Alex resta longtemps sans rien dire, mais il écrivait furieusement dans son carnet, retournant parfois en arrière d’un geste rapide. Au bout de quelques minutes douloureuses, il le referma.
« Comment je m’en suis tirée ? Je passe ? »
Lorsque Alex répondit, ce fut avec une gravité que je ne lui connaissais pas.
« On a dit que, si vous répondiez positivement à plus d’une demi-douzaine de questions parmi celles que je viens de vous poser, ce pourrait être la preuve qu’il existe chez vous un traumatisme réprimé.
— Comment cela, “réprimé” ?
— Un événement, ou une série d’événements, que vous vous êtes forcée à oublier.
— Voyons, Alex, les questions de cette liste pourraient s’appliquer à n’importe qui. Qui donc ne répondrait pas oui à quelques-unes d’entre elles ?
— N’essayez pas d’éluder le sujet, Jane. Vous avez joué le jeu très consciencieusement jusqu’à maintenant. Les questions sont très soigneusement construites pour faire apparaître les symptômes d’angoisse qui pourraient révéler quelque chose de plus profond. Je ne prononce aucun diagnostic, mais c’est une chose à laquelle nous devrions réfléchir. Dites-moi, Jane, vous vous êtes réintroduite dans le paysage d’où Natalie a disparu. Vous l’avez fait avec un sérieux qui m’a impressionné. Mais quelles émotions suscite en vous ce paysage ? Un sentiment de frayeur ? Avez-vous l’impression qu’il y a quelque chose là ? Quelque chose de caché ? »

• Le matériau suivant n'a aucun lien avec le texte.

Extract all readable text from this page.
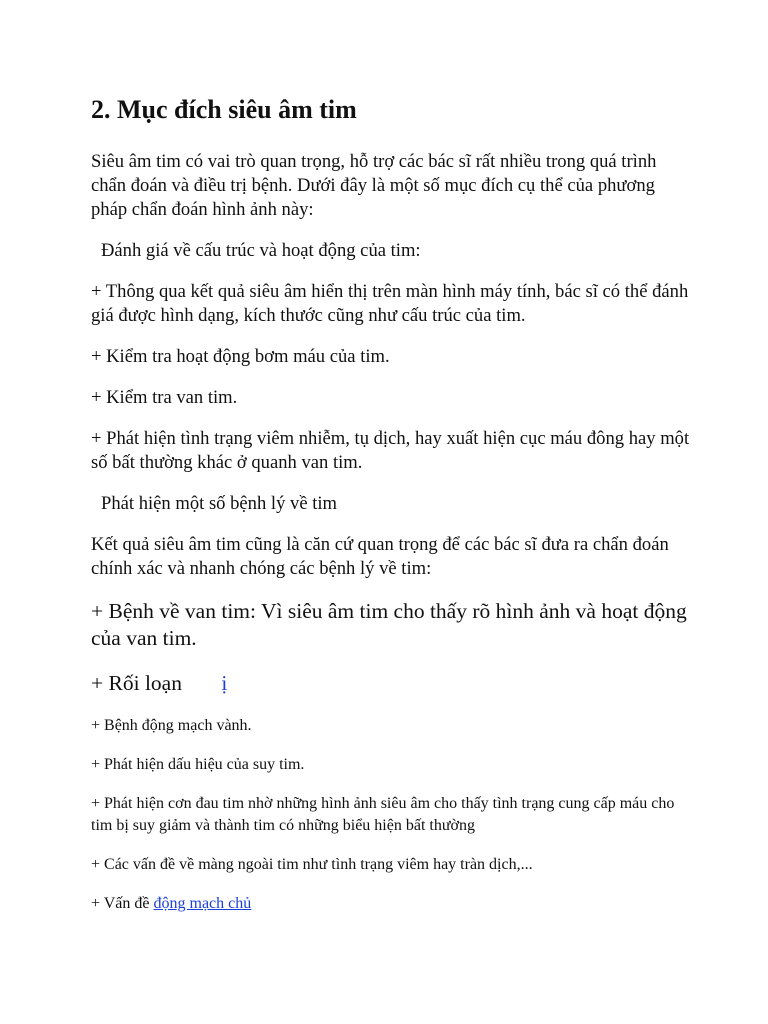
2. Mục đích siêu âm tim

Siêu âm tim có vai trò quan trọng, hỗ trợ các bác sĩ rất nhiều trong quá trình chẩn đoán và điều trị bệnh. Dưới đây là một số mục đích cụ thể của phương pháp chẩn đoán hình ảnh này:

Đánh giá về cấu trúc và hoạt động của tim:

+ Thông qua kết quả siêu âm hiển thị trên màn hình máy tính, bác sĩ có thể đánh giá được hình dạng, kích thước cũng như cấu trúc của tim.

+ Kiểm tra hoạt động bơm máu của tim.

+ Kiểm tra van tim.

+ Phát hiện tình trạng viêm nhiễm, tụ dịch, hay xuất hiện cục máu đông hay một số bất thường khác ở quanh van tim.

Phát hiện một số bệnh lý về tim

Kết quả siêu âm tim cũng là căn cứ quan trọng để các bác sĩ đưa ra chẩn đoán chính xác và nhanh chóng các bệnh lý về tim:

+ Bệnh về van tim: Vì siêu âm tim cho thấy rõ hình ảnh và hoạt động của van tim.

+ Rối loạn ị

+ Bệnh động mạch vành.

+ Phát hiện dấu hiệu của suy tim.

+ Phát hiện cơn đau tim nhờ những hình ảnh siêu âm cho thấy tình trạng cung cấp máu cho tim bị suy giảm và thành tim có những biểu hiện bất thường

+ Các vấn đề về màng ngoài tim như tình trạng viêm hay tràn dịch,...

+ Vấn đề động mạch chủ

J’eus soudain froid, étendue là sur le divan, comme toujours quand je m’allonge un certain temps, même dans une maison aussi bien chauffée que celle d’Alex. Encore ma mauvaise circulation.
« Oui, cela m’effraie. Qu’est-ce qui vous intéresse là-dedans, Alex ?
— J’ai toujours essayé de suivre la direction que vous m’indiquiez, Jane. Je vous ai interrogée sur la disparition de Natalie, et vous m’avez donné un paysage. Je voudrais vous envoyer dans ce paysage et voir ce que vous y trouvez. Cela vaut-il la peine de le tenter ?
— Oui, d’accord. »
Nous reprîmes notre rituel familier. L’approbation d’Alex me faisait plaisir, comme si j’étais devenue son élève modèle. Il me parlait doucement. Mon corps se détendit, je fermai les yeux, et me replaçai au bord de la Col. Séance après séance, cela devenait plus facile et le monde dans lequel je me retrouvais était à chaque fois plus vivant.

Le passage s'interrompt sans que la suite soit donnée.